Santral Venöz Kateterizasyon Girişimi Sırasında Kılavuz Telin Ayrılması-Açılması
Sevtap Odabaş, Derya Özkan, Jülide Ergil, Büşra Yorulmazlar Solgun, Aslı Dönmez
Dışkapı Yıldırım Beyazıt Eğitim ve Araştırma Hastanesi, Anesteziyoloji ve Reanimasyon Ana Bilim Dalı, Ankara
Santral venöz kateterizasyon (SVK), yoğun bakım ünitelerinde ve ameliyat koşullarında hastaların takibi ve tedavilerinde kullanılan invaziv bir işlemdir. Santral venöz kanülasyon girişimi esnasında komplikasyon gelişiminde anatomik yapı, kanülasyon yapan kişinin deneyimi ve kullanılan malzemenin kalitesi önemli etkenlerdir. Ancak, Ultrasonografi (USG) kılavuzluğu ile gerçekleştirilen venöz girişimlerde komplikasyon oranlarının düştüğü bildirilmektedir. Bu olgu sunumunda, USG eşliğinde santral venöz kateterizasyon sırasında gelişen kılavuz telde ayrılma-açılma tartışılmıştır. OLGU: Araç dışı trafik kazası geçiren 28 yaşında erkek hasta, üretra rüptürü ve mesane perforasyonu nedeniyle acil ameliyata alındı. Bilinci açık, hemodinamisi stabil olan hasta standart monitörizasyon ve anestezi indüksiyonunu takiben hızlı-seri entübe edildi. Hastaya büyük intravenöz yol sağlanması amacıyla USG eşliğinde lineer prob kullanılarak, out of plane tekniğiyle sağ juguler vene 8 F, çift lümenli santral venöz kateterin iğnesi ile girildi. İğne içerisinden kılavuz tel gönderildi ancak kılavuz tel ilerlemedi. Bir miktar geri çekilen kılavuz telde ayrılma-açılma olduğu fark edilince iğne ile birlikte çekildi. Ancak iğne çıktığı halde tel içeride kaldı. Damar duvarının hasarlanması ihtimaline karşı kılavuz tel daha fazla çekilmedi ve USG ile kılavuz telin yeri görüntülendi.
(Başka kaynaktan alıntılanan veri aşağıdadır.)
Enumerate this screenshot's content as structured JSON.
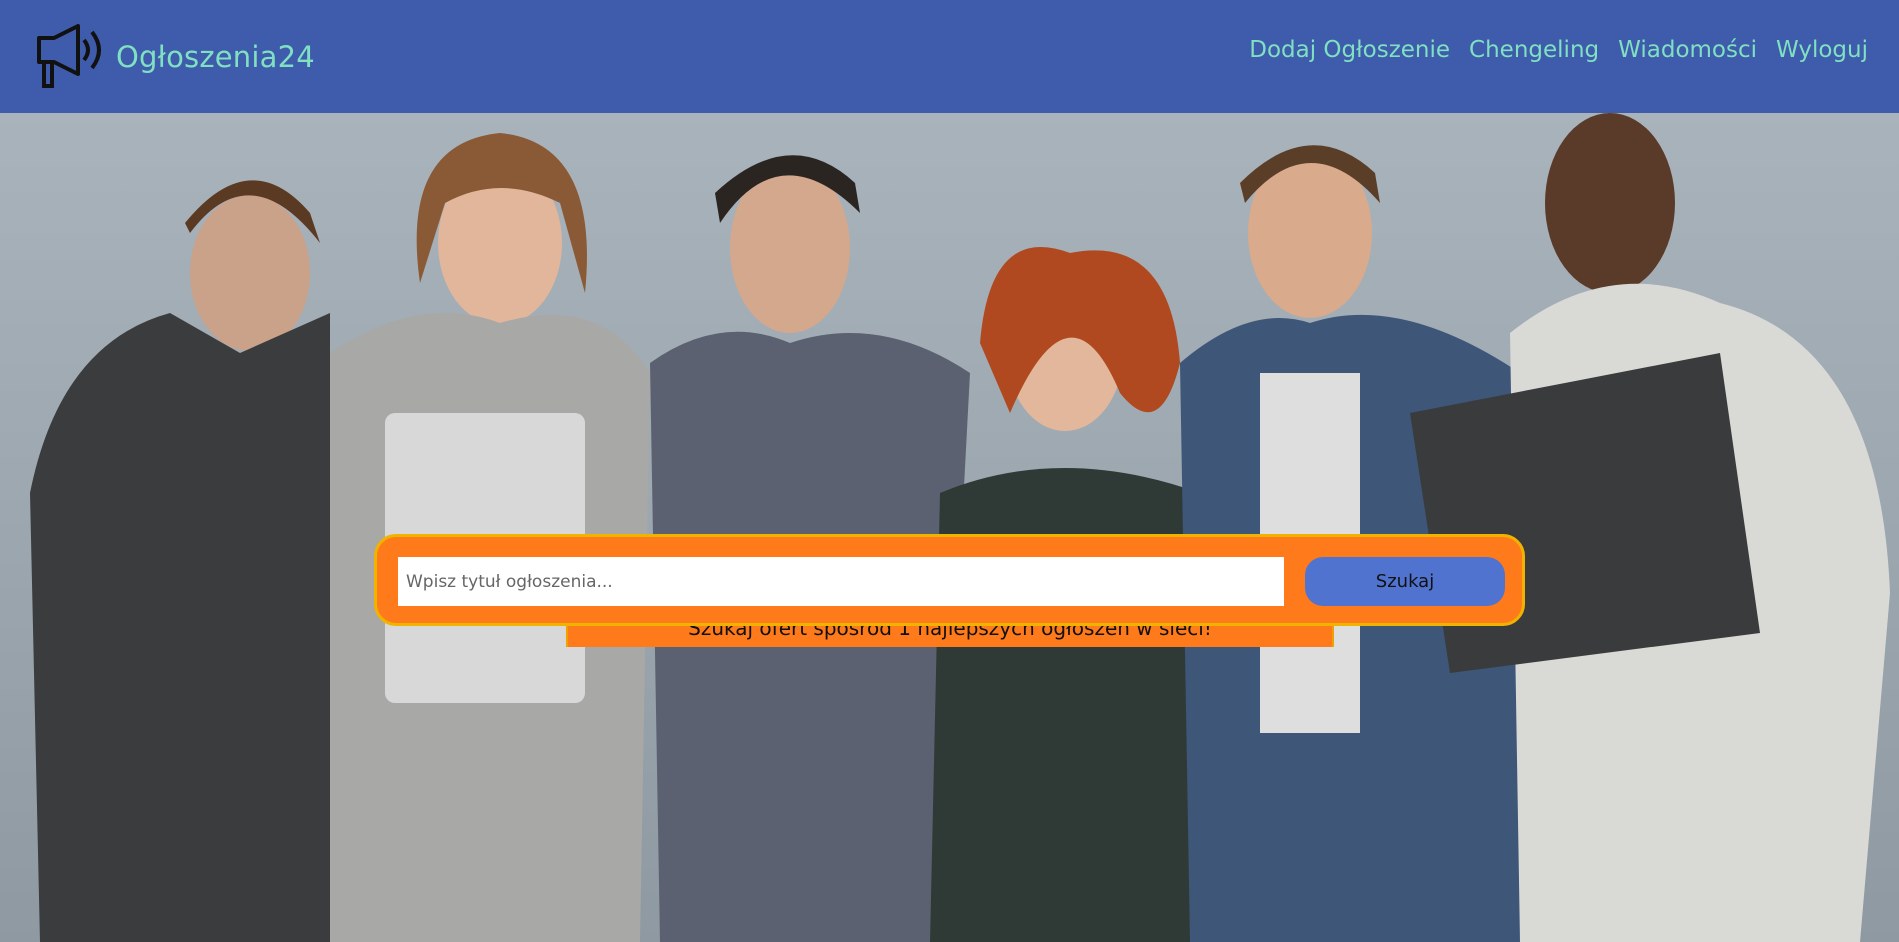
{
  "header": {
    "brand": "Ogłoszenia24",
    "logo_icon": "megaphone-icon",
    "nav": [
      {
        "label": "Dodaj Ogłoszenie"
      },
      {
        "label": "Chengeling"
      },
      {
        "label": "Wiadomości"
      },
      {
        "label": "Wyloguj"
      }
    ]
  },
  "hero": {
    "title": "Szukaj ofert sposród 1 najlepszych ogłoszeń w sieci!",
    "search_placeholder": "Wpisz tytuł ogłoszenia...",
    "search_button": "Szukaj"
  },
  "colors": {
    "header_bg": "#3f5bab",
    "brand_text": "#7fe0c2",
    "search_panel": "#ff7a1a",
    "search_button": "#5173d0"
  }
}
Telin cilt altında ve damar duvarı ya da lümeniyle bağlantısız olduğu görüldü, güvenle çekildi ve bir süre bası uygulandı. Daha sonra yeni bir santral venöz kateter USG eşliğinde sağ juguler vene yerleştirildi. İntraopertaif dönemde herhangi bir problemi olmayan hasta yoğun bakım ünitesine alındı ve postoperatif 5. gün servise nakledildi. TARTIŞMA VE SONUÇ: Kateterizasyon işleminin ultrasonografi eşliğinde yapılması venöz anatominin görüntülemesine imkan vermektedir. Böylece anatomik varyasyonlar, işlem yapılacak venin lokalizasyonu, tromboze damarlar, diğer anatomik yapıların ilişkisi, kateter-kılavuz tel hareketleri, vene girişe engel oluşturabilecek lezyonlar (kitle, lenfadenopati...) rahatlıkla gösterilebilmektedir. Vakamızda USG ile kılavuz telin lokalizasyonu, damar içinde olmadığı cilt altına yerleşmiş olduğu görüldü ve kılavuz tel güvenle çekildi. Sonuç olarak USG, santral venöz kateterizasyon işlemi sırasında gelişebilecek komplikasyonları azaltmasının yanı sıra, gelişen komplikasyonların tanı ve tedavisinde de önemli rol oynayabilir.